Authored by RKSimon on Mar 25 2022, 7:19 AM.

Details

Summary

If we're not relying on the flag result, we can fold the constants together into the RHS immediate operand and set the LHS operand to zero, simplifying for further folds.

We could do something similar if the flag result is in use and the constant fold doesn't affect it, but I don't have any real test cases for this yet.

As suggested by @davezarzycki on Issue #35256

Diff Detail

Event Timeline

RKSimon created this revision.Mar 25 2022, 7:19 AM
RKSimon requested review of this revision.Mar 25 2022, 7:19 AM
Herald added a project: Restricted Project. · View Herald TranscriptMar 25 2022, 7:19 AM

This is a great improvement but a scenario is still missing. For example, from a build of LLVM with this change applied (i.e. self hosted):

000000000180e020 <_ZNK4llvm12X86InstrInfo30getFMA3OpcodeToCommuteOperandsERKNS_12MachineInstrEjjRKNS_17X86InstrFMA3GroupE>:
180e020: mov 0x10(%rsi),%rax
180e024: movzwl (%rax),%r9d
180e028: mov 0x10(%rax),%rsi
180e02c: cmp %ecx,%edx
180e02e: mov %ecx,%edi
180e030: cmova %edx,%ecx
180e033: cmovb %edx,%edi
180e036: xor %eax,%eax
180e038: bt $0x2a,%rsi
180e03d: mov $0x0,%edx
180e042: adc $0x2,%edx
180e045: cmp $0x1,%edi

Sorry, I can't see it - what were you hoping it would fold to?

I was just surprised to see that the last four lines didn't swap the BT and the zeroing of EDX. Maybe this is a separate problem. This seems like the natural output of the last four lines of the example above:

xor %edx,%edx
bt $0x2a,%rsi
adc $0x2,%edx
cmp $0x1,%edi

Yes, the schedulers don't seem to do a good job of working around eflags uses.

Okay. I'll try to remember to create a followup bug after this lands. I'm sure I'm naive about it, but it seems to me that after register allocation, MOV $0, <reg> instructions should move earlier (when possible) in the basic block to get out of the way of EFLAG dependencies and allow the MOV $0, <reg> to XOR <reg>, <reg> optimization, but that's just me hand waving.

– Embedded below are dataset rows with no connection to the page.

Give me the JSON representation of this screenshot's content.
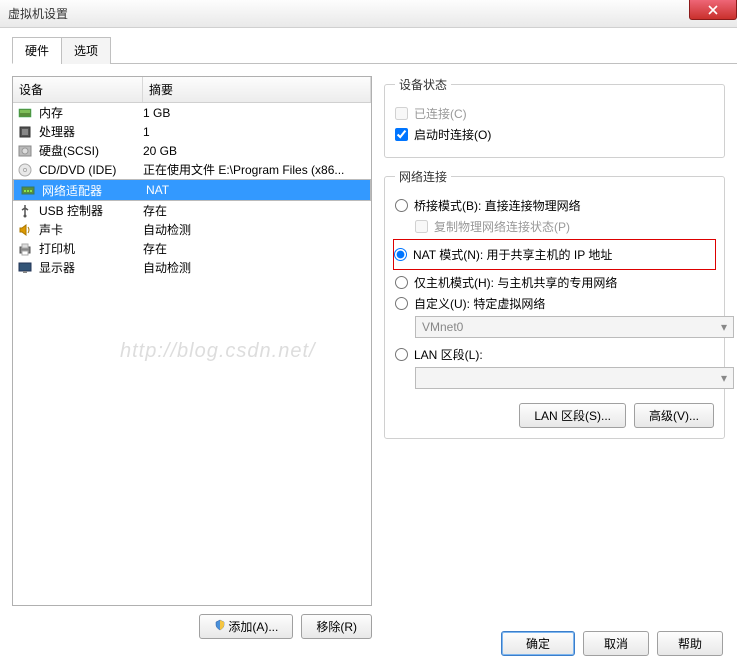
{
  "window": {
    "title": "虚拟机设置"
  },
  "tabs": {
    "hardware": "硬件",
    "options": "选项"
  },
  "list": {
    "headers": {
      "device": "设备",
      "summary": "摘要"
    },
    "rows": [
      {
        "name": "内存",
        "summary": "1 GB",
        "icon": "memory"
      },
      {
        "name": "处理器",
        "summary": "1",
        "icon": "cpu"
      },
      {
        "name": "硬盘(SCSI)",
        "summary": "20 GB",
        "icon": "disk"
      },
      {
        "name": "CD/DVD (IDE)",
        "summary": "正在使用文件 E:\\Program Files (x86...",
        "icon": "cd"
      },
      {
        "name": "网络适配器",
        "summary": "NAT",
        "icon": "net",
        "selected": true
      },
      {
        "name": "USB 控制器",
        "summary": "存在",
        "icon": "usb"
      },
      {
        "name": "声卡",
        "summary": "自动检测",
        "icon": "sound"
      },
      {
        "name": "打印机",
        "summary": "存在",
        "icon": "printer"
      },
      {
        "name": "显示器",
        "summary": "自动检测",
        "icon": "display"
      }
    ]
  },
  "leftbtns": {
    "add": "添加(A)...",
    "remove": "移除(R)"
  },
  "status": {
    "legend": "设备状态",
    "connected": "已连接(C)",
    "connect_on": "启动时连接(O)"
  },
  "net": {
    "legend": "网络连接",
    "bridged": "桥接模式(B): 直接连接物理网络",
    "replicate": "复制物理网络连接状态(P)",
    "nat": "NAT 模式(N): 用于共享主机的 IP 地址",
    "hostonly": "仅主机模式(H): 与主机共享的专用网络",
    "custom": "自定义(U): 特定虚拟网络",
    "vmnet": "VMnet0",
    "lanseg": "LAN 区段(L):",
    "lanseg_btn": "LAN 区段(S)...",
    "adv_btn": "高级(V)..."
  },
  "dlg": {
    "ok": "确定",
    "cancel": "取消",
    "help": "帮助"
  },
  "watermark": "http://blog.csdn.net/"
}
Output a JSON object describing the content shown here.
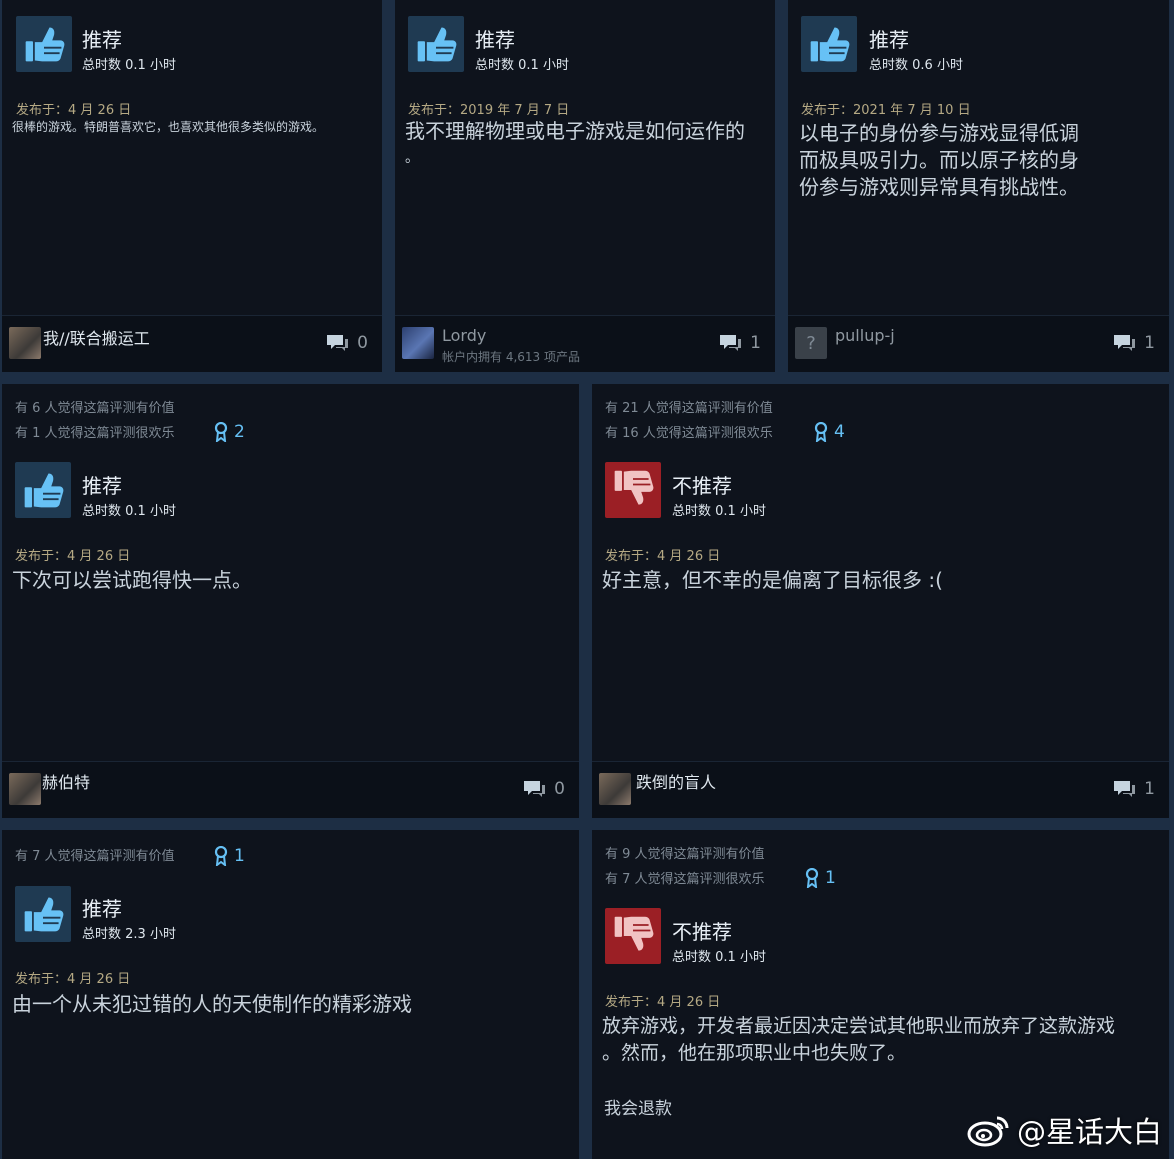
{
  "reviews": [
    {
      "helpful": "",
      "funny": "",
      "awards": "",
      "verdict": "推荐",
      "hours": "总时数 0.1 小时",
      "posted_label": "发布于：",
      "posted_date": "4 月 26 日",
      "text": "很棒的游戏。特朗普喜欢它，也喜欢其他很多类似的游戏。",
      "author": "我//联合搬运工",
      "author_sub": "",
      "comment_count": "0"
    },
    {
      "helpful": "",
      "funny": "",
      "awards": "",
      "verdict": "推荐",
      "hours": "总时数 0.1 小时",
      "posted_label": "发布于：",
      "posted_date": "2019 年 7 月 7 日",
      "text": "我不理解物理或电子游戏是如何运作的",
      "text2": "。",
      "author": "Lordy",
      "author_sub": "帐户内拥有 4,613 项产品",
      "comment_count": "1"
    },
    {
      "helpful": "",
      "funny": "",
      "awards": "",
      "verdict": "推荐",
      "hours": "总时数 0.6 小时",
      "posted_label": "发布于：",
      "posted_date": "2021 年 7 月 10 日",
      "text": "以电子的身份参与游戏显得低调",
      "text2": "而极具吸引力。而以原子核的身",
      "text3": "份参与游戏则异常具有挑战性。",
      "author": "pullup-j",
      "author_sub": "",
      "comment_count": "1"
    },
    {
      "helpful": "有 6 人觉得这篇评测有价值",
      "funny": "有 1 人觉得这篇评测很欢乐",
      "awards": "2",
      "verdict": "推荐",
      "hours": "总时数 0.1 小时",
      "posted_label": "发布于：",
      "posted_date": "4 月 26 日",
      "text": "下次可以尝试跑得快一点。",
      "author": "赫伯特",
      "author_sub": "",
      "comment_count": "0"
    },
    {
      "helpful": "有 21 人觉得这篇评测有价值",
      "funny": "有 16 人觉得这篇评测很欢乐",
      "awards": "4",
      "verdict": "不推荐",
      "hours": "总时数 0.1 小时",
      "posted_label": "发布于：",
      "posted_date": "4 月 26 日",
      "text": "好主意，但不幸的是偏离了目标很多 :(",
      "author": "跌倒的盲人",
      "author_sub": "",
      "comment_count": "1"
    },
    {
      "helpful": "有 7 人觉得这篇评测有价值",
      "funny": "",
      "awards": "1",
      "verdict": "推荐",
      "hours": "总时数 2.3 小时",
      "posted_label": "发布于：",
      "posted_date": "4 月 26 日",
      "text": "由一个从未犯过错的人的天使制作的精彩游戏"
    },
    {
      "helpful": "有 9 人觉得这篇评测有价值",
      "funny": "有 7 人觉得这篇评测很欢乐",
      "awards": "1",
      "verdict": "不推荐",
      "hours": "总时数 0.1 小时",
      "posted_label": "发布于：",
      "posted_date": "4 月 26 日",
      "text": "放弃游戏，开发者最近因决定尝试其他职业而放弃了这款游戏",
      "text2": "。然而，他在那项职业中也失败了。",
      "text3": "我会退款"
    }
  ],
  "watermark": "@星话大白",
  "colors": {
    "accent": "#66c0f4",
    "thumb_up_bg": "#1f3a52",
    "thumb_down_bg": "#9b1f25",
    "posted": "#b5a984"
  },
  "icons": {
    "up": "thumbs-up-icon",
    "down": "thumbs-down-icon",
    "award": "award-ribbon-icon",
    "comment": "comment-bubble-icon"
  }
}
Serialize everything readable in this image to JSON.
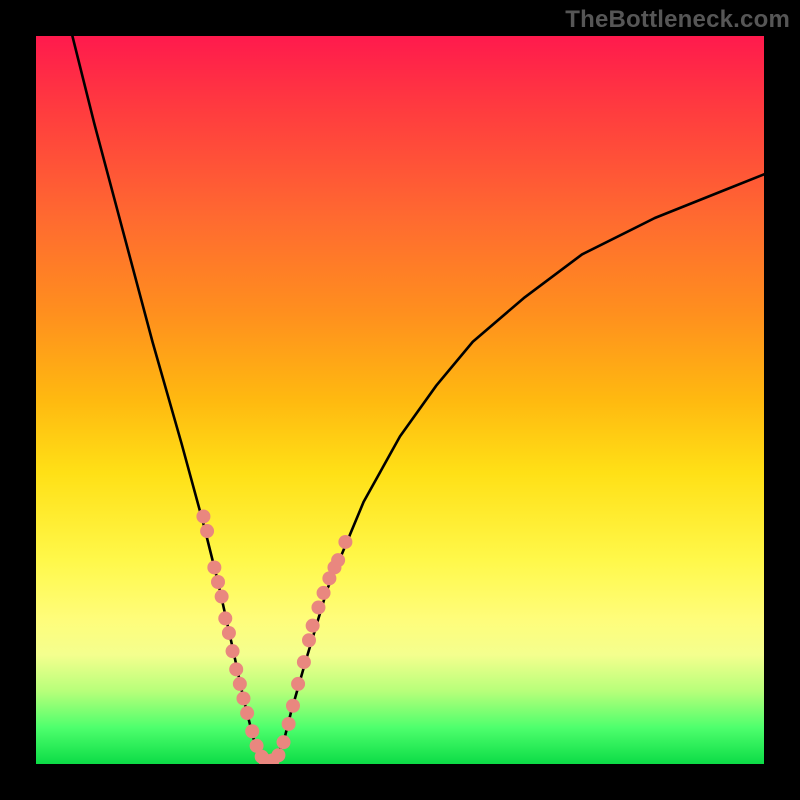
{
  "watermark": "TheBottleneck.com",
  "colors": {
    "frame": "#000000",
    "curve": "#000000",
    "dots": "#e9877f",
    "gradient_top": "#ff1a4d",
    "gradient_bottom": "#0cdc46"
  },
  "chart_data": {
    "type": "line",
    "title": "",
    "xlabel": "",
    "ylabel": "",
    "xlim": [
      0,
      100
    ],
    "ylim": [
      0,
      100
    ],
    "series": [
      {
        "name": "bottleneck-curve",
        "x": [
          5,
          8,
          12,
          16,
          20,
          23,
          25,
          27,
          28.5,
          30,
          31,
          32,
          33,
          34,
          35,
          37,
          40,
          45,
          50,
          55,
          60,
          67,
          75,
          85,
          95,
          100
        ],
        "y": [
          100,
          88,
          73,
          58,
          44,
          33,
          25,
          16,
          9,
          3,
          0.5,
          0,
          1,
          3,
          7,
          14,
          24,
          36,
          45,
          52,
          58,
          64,
          70,
          75,
          79,
          81
        ]
      }
    ],
    "scatter_clusters": [
      {
        "name": "left-branch-dots",
        "points": [
          [
            23,
            34
          ],
          [
            23.5,
            32
          ],
          [
            24.5,
            27
          ],
          [
            25,
            25
          ],
          [
            25.5,
            23
          ],
          [
            26,
            20
          ],
          [
            26.5,
            18
          ],
          [
            27,
            15.5
          ],
          [
            27.5,
            13
          ],
          [
            28,
            11
          ],
          [
            28.5,
            9
          ],
          [
            29,
            7
          ],
          [
            29.7,
            4.5
          ],
          [
            30.3,
            2.5
          ],
          [
            31,
            1
          ],
          [
            31.5,
            0.5
          ],
          [
            32,
            0.3
          ],
          [
            32.5,
            0.5
          ],
          [
            33.3,
            1.2
          ]
        ]
      },
      {
        "name": "right-branch-dots",
        "points": [
          [
            34,
            3
          ],
          [
            34.7,
            5.5
          ],
          [
            35.3,
            8
          ],
          [
            36,
            11
          ],
          [
            36.8,
            14
          ],
          [
            37.5,
            17
          ],
          [
            38,
            19
          ],
          [
            38.8,
            21.5
          ],
          [
            39.5,
            23.5
          ],
          [
            40.3,
            25.5
          ],
          [
            41,
            27
          ],
          [
            41.5,
            28
          ],
          [
            42.5,
            30.5
          ]
        ]
      }
    ]
  }
}
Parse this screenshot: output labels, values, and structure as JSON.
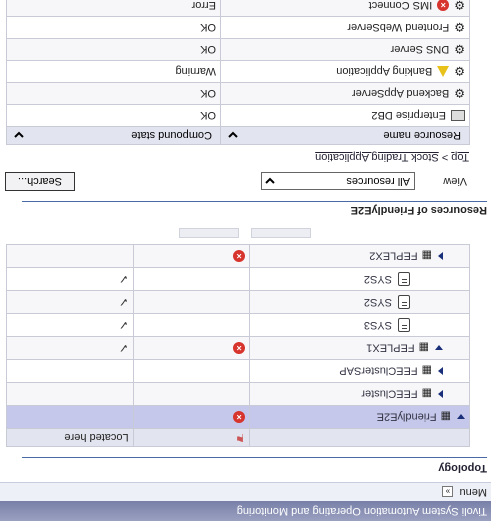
{
  "app": {
    "title": "Tivoli System Automation Operating and Monitoring"
  },
  "menu": {
    "label": "Menu",
    "toggle": "»"
  },
  "topology": {
    "title": "Topology",
    "columns": [
      "",
      "",
      "Located here"
    ],
    "rows": [
      {
        "name": "FriendlyE2E",
        "state": "error",
        "expand": "expanded",
        "depth": 0,
        "selected": true,
        "located": ""
      },
      {
        "name": "FEECluster",
        "state": "",
        "expand": "collapsed",
        "depth": 1,
        "located": ""
      },
      {
        "name": "FEEClusterSAP",
        "state": "",
        "expand": "collapsed",
        "depth": 1,
        "located": ""
      },
      {
        "name": "FEPLEX1",
        "state": "error",
        "expand": "expanded",
        "depth": 1,
        "located": "✓"
      },
      {
        "name": "SYS3",
        "state": "",
        "expand": "none",
        "depth": 2,
        "located": "✓"
      },
      {
        "name": "SYS2",
        "state": "",
        "expand": "none",
        "depth": 2,
        "located": "✓"
      },
      {
        "name": "SYS2",
        "state": "",
        "expand": "none",
        "depth": 2,
        "located": "✓"
      },
      {
        "name": "FEPLEX2",
        "state": "error",
        "expand": "collapsed",
        "depth": 1,
        "located": ""
      }
    ]
  },
  "resources": {
    "title": "Resources of FriendlyE2E",
    "view_label": "View",
    "view_value": "All resources",
    "search_label": "Search...",
    "breadcrumb": [
      "Top",
      ">",
      "Stock Trading Application"
    ],
    "columns": [
      "Resource name",
      "Compound state"
    ],
    "rows": [
      {
        "name": "Enterprise DB2",
        "icon": "database-icon",
        "state": "OK"
      },
      {
        "name": "Backend AppServer",
        "icon": "gear-icon",
        "state": "OK"
      },
      {
        "name": "Banking Application",
        "icon": "warning-gear-icon",
        "state": "Warning"
      },
      {
        "name": "DNS Server",
        "icon": "gear-icon",
        "state": "OK"
      },
      {
        "name": "Frontend WebServer",
        "icon": "gear-icon",
        "state": "OK"
      },
      {
        "name": "IMS Connect",
        "icon": "error-gear-icon",
        "state": "Error"
      }
    ]
  },
  "colors": {
    "selected_row": "#c5c8ea",
    "error": "#d6342c",
    "warning": "#e8c21a",
    "accent": "#4a6aa5"
  }
}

craig.topper added inline comments.Mar 26 2022, 5:49 PM
llvm/test/CodeGen/X86/combine-adc.ll
88

This still seems more complicated that it needs to be.

RKSimon added inline comments.Mar 27 2022, 10:49 AM
llvm/test/CodeGen/X86/combine-adc.ll
88

Yes combineCarryThroughADD is missing a fold to X86ISD::BT, its on my todo list.......

Allen added a subscriber: Allen.Mar 27 2022, 1:38 PM

any further comments?

llvm/test/CodeGen/X86/combine-adc.ll
88

This is addressed in D122572

This revision is now accepted and ready to land.Mar 29 2022, 10:24 AM
This revision was landed with ongoing or failed builds.Mar 30 2022, 1:13 AM
This revision was automatically updated to reflect the committed changes.